On reflection, I will say who the figures were that left a lasting impression. Participating colleagues are unlikely to read these lines, and if they do they will understand, I’m sure, that any omission is the result of specific affinities on this occasion, and not a sign of failure to appreciate their contributions, all of which were valuable.
Graciela Paraskevaídis was impressive for her piece nada, a very potent statement built on next to nothing in the way of material. She kept a low profile in the conference and I missed her own paper, but in conversation between events she showed a lucid mind and a wide-ranging knowledge and understanding of new music.
Paraskevaídis’s performer for nada, Beatriz Elena Martínez, shone for her committed rendition, full of nuance, physicality and depth of expression.
The whole Ensamble CG were a lesson in dedication to innovation and high standards of performance; in the words of Paraskevaídis, they are “a luxury for Latin America”.
The Costa Rican composer Alejandro Cardona was striking in his Historias mínimas, as described in the previous post, and he was a warm and companionable colleague to have around.

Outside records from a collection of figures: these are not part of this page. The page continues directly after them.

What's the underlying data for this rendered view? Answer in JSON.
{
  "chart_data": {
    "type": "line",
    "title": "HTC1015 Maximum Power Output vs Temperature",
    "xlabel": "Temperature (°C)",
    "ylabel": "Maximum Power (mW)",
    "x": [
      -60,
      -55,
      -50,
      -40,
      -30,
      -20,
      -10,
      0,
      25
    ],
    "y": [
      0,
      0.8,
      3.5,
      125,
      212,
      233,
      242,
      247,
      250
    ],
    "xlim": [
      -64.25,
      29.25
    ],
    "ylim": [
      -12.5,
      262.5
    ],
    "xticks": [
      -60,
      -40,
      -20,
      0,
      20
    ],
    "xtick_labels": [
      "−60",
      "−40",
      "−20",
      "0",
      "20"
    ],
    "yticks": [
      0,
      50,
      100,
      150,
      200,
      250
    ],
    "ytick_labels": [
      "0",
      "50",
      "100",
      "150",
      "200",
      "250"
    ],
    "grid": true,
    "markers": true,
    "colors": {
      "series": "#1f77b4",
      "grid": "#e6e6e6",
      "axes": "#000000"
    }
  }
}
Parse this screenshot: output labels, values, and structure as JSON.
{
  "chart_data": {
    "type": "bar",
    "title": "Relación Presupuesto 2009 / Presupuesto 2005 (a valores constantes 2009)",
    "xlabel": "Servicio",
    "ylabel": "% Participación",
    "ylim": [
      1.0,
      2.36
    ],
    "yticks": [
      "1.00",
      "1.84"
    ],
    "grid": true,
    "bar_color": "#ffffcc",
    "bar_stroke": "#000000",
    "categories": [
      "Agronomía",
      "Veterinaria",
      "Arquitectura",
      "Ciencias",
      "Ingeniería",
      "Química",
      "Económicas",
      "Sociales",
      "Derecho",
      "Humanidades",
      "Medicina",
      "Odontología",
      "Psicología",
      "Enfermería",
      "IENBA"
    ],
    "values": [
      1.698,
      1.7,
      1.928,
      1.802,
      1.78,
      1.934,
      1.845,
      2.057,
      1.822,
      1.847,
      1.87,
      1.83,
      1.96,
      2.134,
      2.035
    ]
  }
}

The percussionist Gustavo De Jesús Olivar Sánchez impressed me for his indefatigable energy, his love of new music and his generosity in acting as an unappointed co-ordinator with the visiting composers and performers, walking us on the safer routes and providing a wealth of advice. He showed panache as a soloist in Ricardo Teruel’s Concertino on 28 May, and cast-iron reliability in the final concert.
This concert, by the soloists of the Contemporary Vocal Ensemble from Indiana University directed by Carmen Téllez provided a splendid close, especially the work by David Dzubay and the voice of Sharon Harms.
Alfredo Rugeles and Diana Arismendi worked selflessly and effectively to put on an event that has the potential to be, and in some respects already is, the main forum for new music in Latin America.
Rugeles and Arismendi’s aspiration to instigate developments not only for the benefit of Venezuela but with a pan-Latin American reach – the project of a Latin American Academy of Composition, for example – should be celebrated and encouraged. They are in line with a vision and a spirit of leadership Venezuelans have excelled at for centuries, from Simón Bolívar onwards. Now that the scope of the activities at Cuba’s Casa de las Américas has dwindled – or so it seems to me – these initiatives are precious and unique. They deserve the support of all of us with a stake in Latin American music.